Health Care (Archived)

Better Late Than Never: Medical Malpractice and the Statute of Limitations

Of the $3.6 billion in payouts made to plaintiffs involved in medical malpractice lawsuits across the United States last year, 21 percent—in excess of $763 million— was paid here in New York, a state that’s home to just 6 percent of the country’s population, according to a 2013 analysis by Diederich Healthcare. Total payouts in the next state down, Pennsylvania, were less than half that—just over $316 million.

Downstate New York also claims the highest medical malpractice insurance premiums in the country—between $170,000 and $225,000 per year for obstetricians and gynecologists practicing on Long Island and in New York City’s outer boroughs. And although collective rates for these and other practitioners fell by an average of 1.9 percent around the country in 2013—the sixth straight year they’ve decreased—premiums rose by 4.8 percent in New York.

This is the backdrop for the fight over medical malpractice laws, which insurance and medical industry lobbyists, as well as tort law reformers, see as antiquated and ripe for abuse. New York is one of just 15 states with no limit on awards for noneconomic or “emotional” damages, resulting in huge payouts to victims of malpractice. And although Gov. Andrew Cuomo’s 2011 budget included a $250,000 cap on such damages, the proposal got buried in the state Legislature.

“These trial lawyers flood over $1 million into the political system every year, and they prop up a lot of bad laws,” said Tom Stebbins, executive director of the Lawsuit Reform Alliance of New York in Albany. “We have incredibly low standards of evidence, and they continually try to push for lowering them even further.”

One factor is New York’s reliance on the Frye standard of admissibility of evidence in court, which requires that a technique be “generally accepted” in the scientific community. Stebbins wants the state to use the so-calledDaubert standard, which gives a judge the power to determine whether the evidence is scientifically valid and relevant, and also requires expert witnesses to demonstrate that their conclusions are based on sound scientific methodology.

While adoption of the Daubert standard in New York is a long shot, the Lawsuit Reform Alliance will be advocating for higher standards of evidence in the next legislative session, namely a rule that would require lawyers to disclose the identity of their expert witnesses at a predetermined time before trial.

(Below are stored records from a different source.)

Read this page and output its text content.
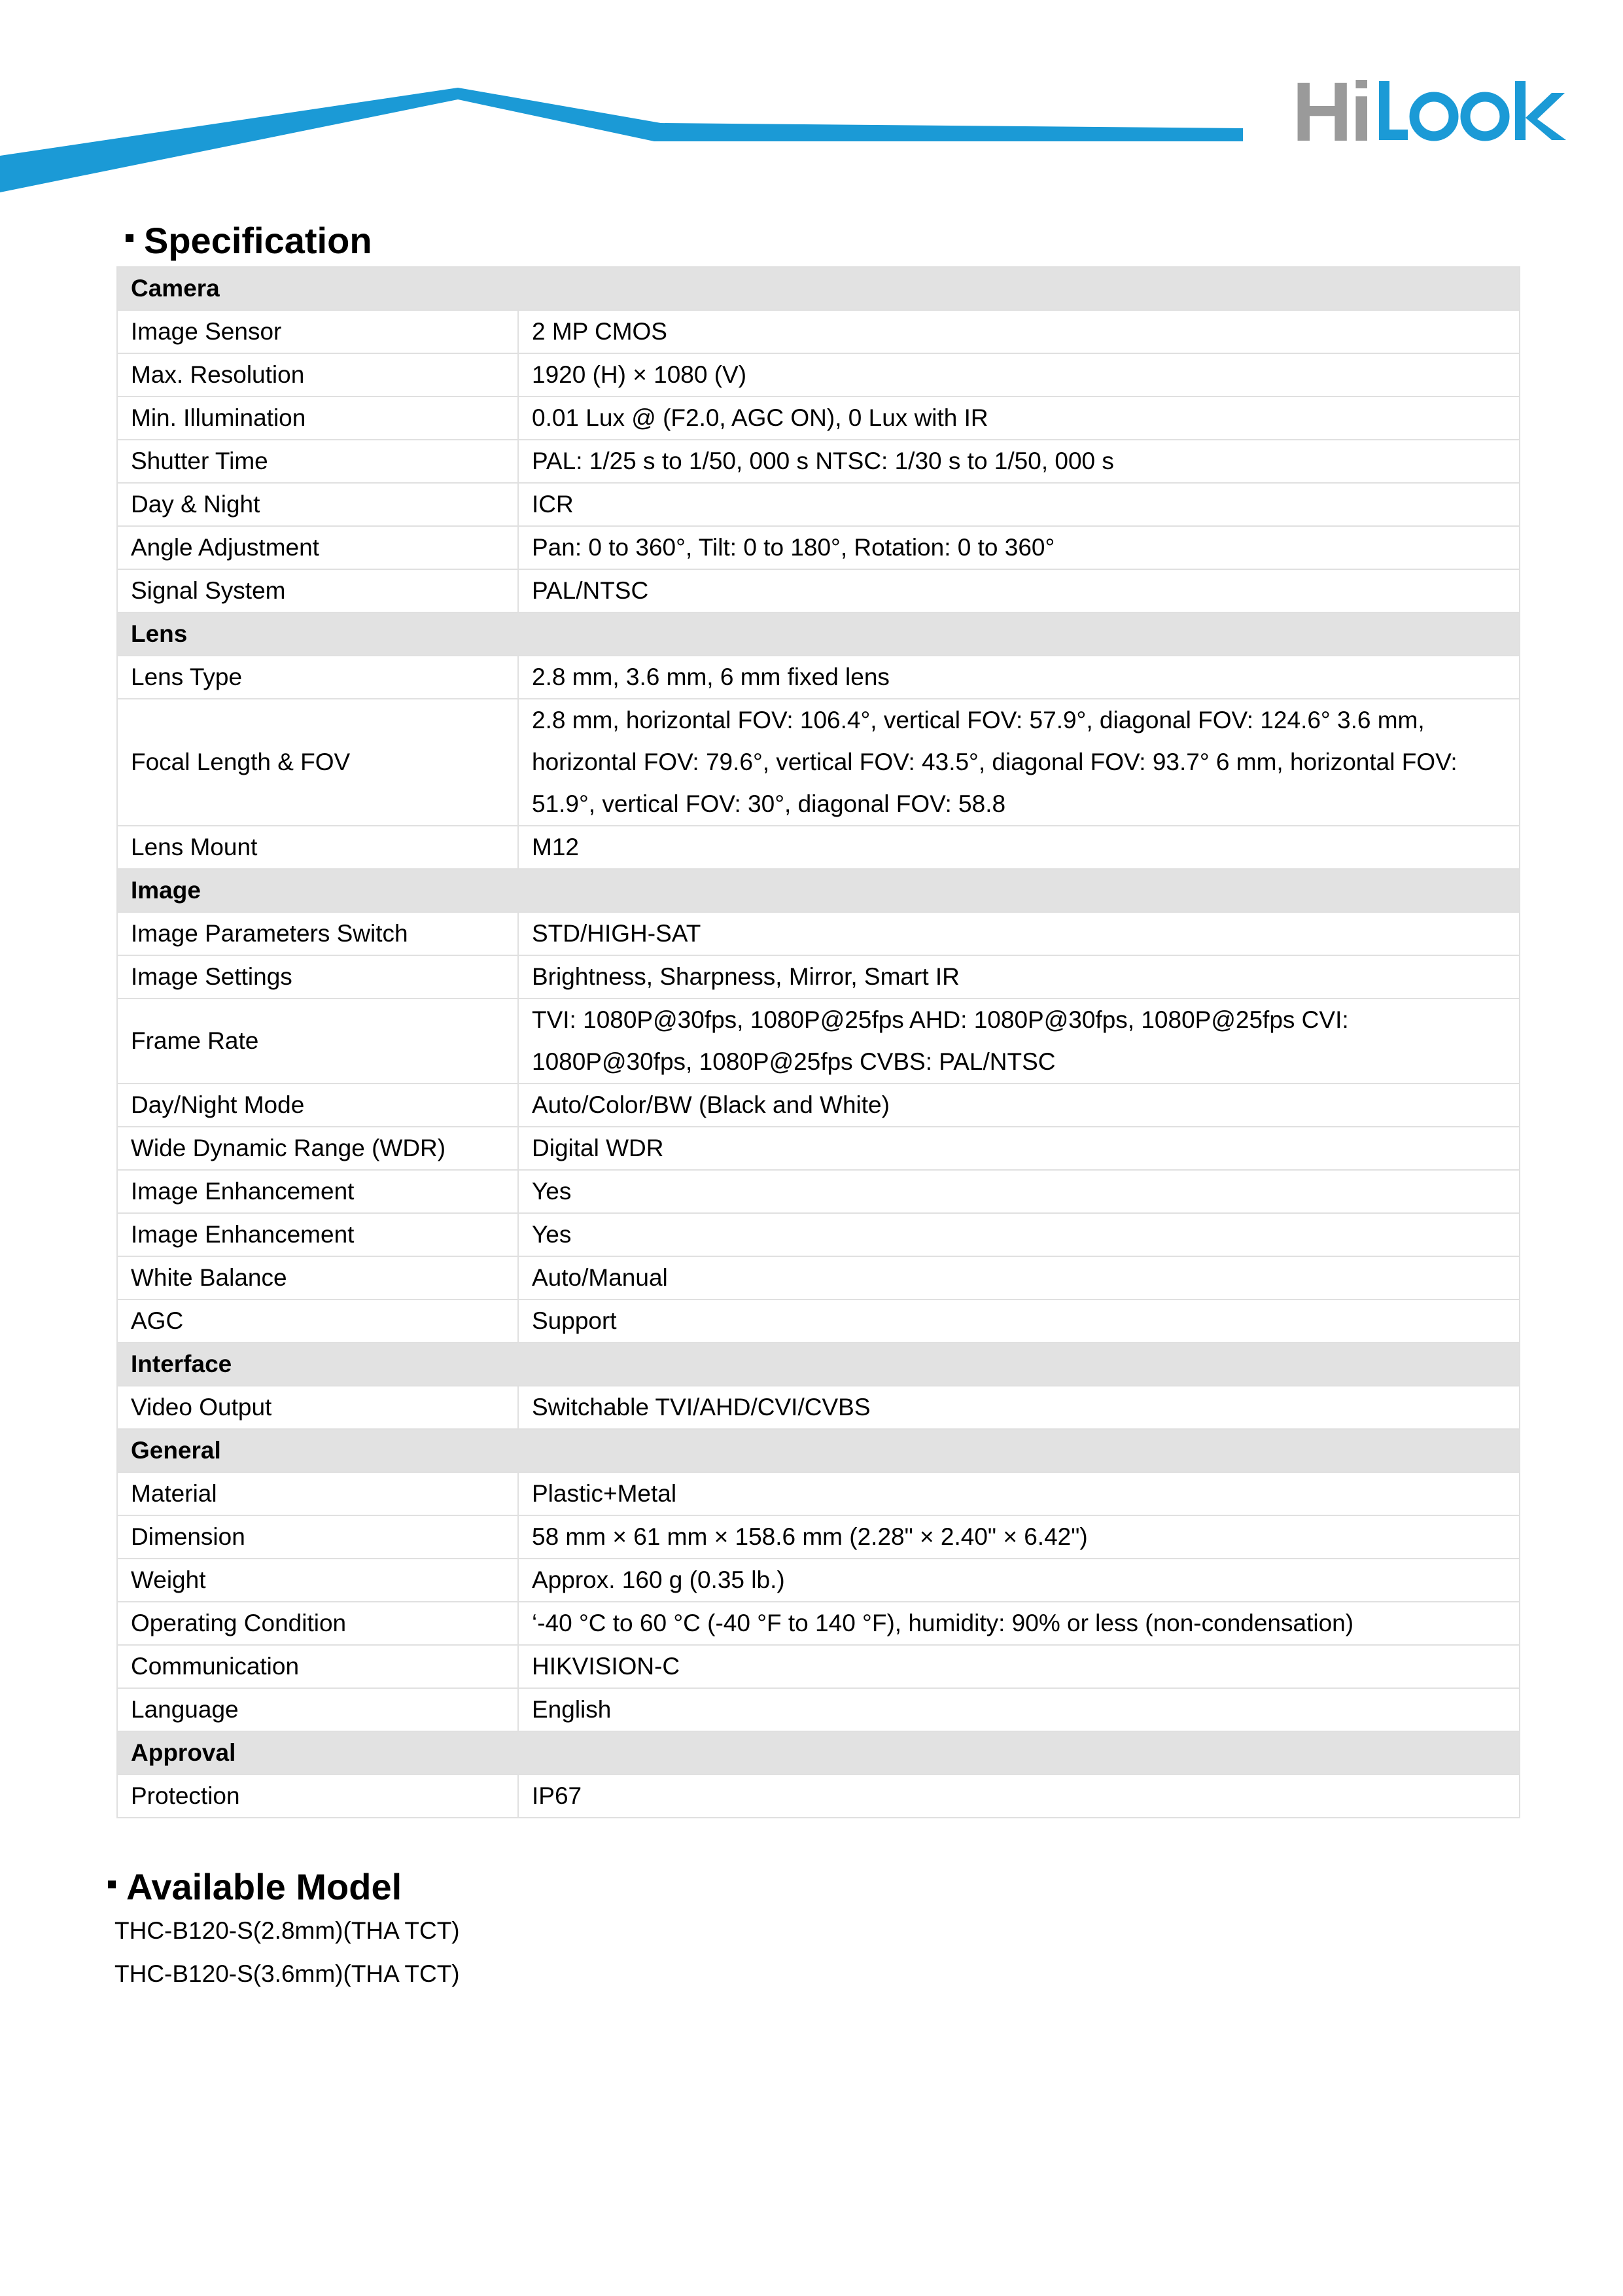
Hi
Specification
Camera	
Image Sensor	2 MP CMOS
Max. Resolution	1920 (H) × 1080 (V)
Min. Illumination	0.01 Lux @ (F2.0, AGC ON), 0 Lux with IR
Shutter Time	PAL: 1/25 s to 1/50, 000 s NTSC: 1/30 s to 1/50, 000 s
Day & Night	ICR
Angle Adjustment	Pan: 0 to 360°, Tilt: 0 to 180°, Rotation: 0 to 360°
Signal System	PAL/NTSC
Lens	
Lens Type	2.8 mm, 3.6 mm, 6 mm fixed lens
Focal Length & FOV	2.8 mm, horizontal FOV: 106.4°, vertical FOV: 57.9°, diagonal FOV: 124.6° 3.6 mm, horizontal FOV: 79.6°, vertical FOV: 43.5°, diagonal FOV: 93.7° 6 mm, horizontal FOV: 51.9°, vertical FOV: 30°, diagonal FOV: 58.8
Lens Mount	M12
Image	
Image Parameters Switch	STD/HIGH-SAT
Image Settings	Brightness, Sharpness, Mirror, Smart IR
Frame Rate	TVI: 1080P@30fps, 1080P@25fps AHD: 1080P@30fps, 1080P@25fps CVI: 1080P@30fps, 1080P@25fps CVBS: PAL/NTSC
Day/Night Mode	Auto/Color/BW (Black and White)
Wide Dynamic Range (WDR)	Digital WDR
Image Enhancement	Yes
Image Enhancement	Yes
White Balance	Auto/Manual
AGC	Support
Interface	
Video Output	Switchable TVI/AHD/CVI/CVBS
General	
Material	Plastic+Metal
Dimension	58 mm × 61 mm × 158.6 mm (2.28" × 2.40" × 6.42")
Weight	Approx. 160 g (0.35 lb.)
Operating Condition	‘-40 °C to 60 °C (-40 °F to 140 °F), humidity: 90% or less (non-condensation)
Communication	HIKVISION-C
Language	English
Approval	
Protection	IP67
Available Model
THC-B120-S(2.8mm)(THA TCT)
THC-B120-S(3.6mm)(THA TCT)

“Right now there is no timing of disclosure for expert witnesses,” Stebbins said. “So if you’re defending yourself, you don’t know who will be testifying against you. You don’t know if that person is a world-renowned physician or a disbarred physician or a physician at all … and without knowing, the defendants don’t know the veracity of the case against them, and they often move to settle bad cases.”

Another tort reform initiative that is getting more attention is opposed by the medical and lawsuit reform lobbies. Currently the period during which a victim of malpractice can sue a doctor starts on the date when a medical error occurred. In 44 other states the clock starts ticking at the “date of discovery,” the time when the patient realizes he or she has a problem.

Legislation that has been introduced is popularly known as “Lavern’s Law” in New York, for Lavern Wilkinson, a Brooklyn woman who died from cancer in March after doctors at Kings County Hospital failed to report a chest lesion documented in an X-ray a few years earlier. Wilkinson, the mother of a 15-year-old with autism, had no recourse to sue because the statute of limitations—two and a half years at private hospitals and one year and 90 days at city-owned hospitals—had already run out.

The bill died in the Legislature last session when its sponsor, Brooklyn Assemblywoman Helene Weinstein, put it on hold for next year.

“It is inexplicable, when you apply it to a set of circumstances, that a person’s right to bring suit expired before he knew he had a right,” said Robert Danzi, a medical malpractice lawyer and president of the New York State Trial Lawyers Association. “I don’t think there is a rational argument that can be made when you put it into the equation of notice and fairness.”

A recent report from the investigative journalism outfit ProPublica sheds light on a new study claiming that 210,000 to 440,000 patients die each year in the United States after suffering a preventable harm in the hospital that abets their death. They point out that if true, this would make medical errors the third-leading cause of death in the country.

Still, Stebbins is opposed to “Lavern’s Law.”

“What it would do really is it would allow for lawsuits, ancient lawsuits, to stay in the system for years and years,” he said. “And then if somebody 10 years after surgery decides that the surgery didn’t work, or that they have pain again, they can then move to recover for a surgery that’s been effective for 10 years. Right now there are no controls that would prevent somebody from suing, say, 10 years later.”

Many Medics

 Some claim that doctors are leaving New York because of its high malpractice premiums. But statistics from the Association of American Medical Colleges show that New York had the third-highest number of physicians per capita in the country in 2010 (the last available year), surpassed only by Maryland and Massachusetts.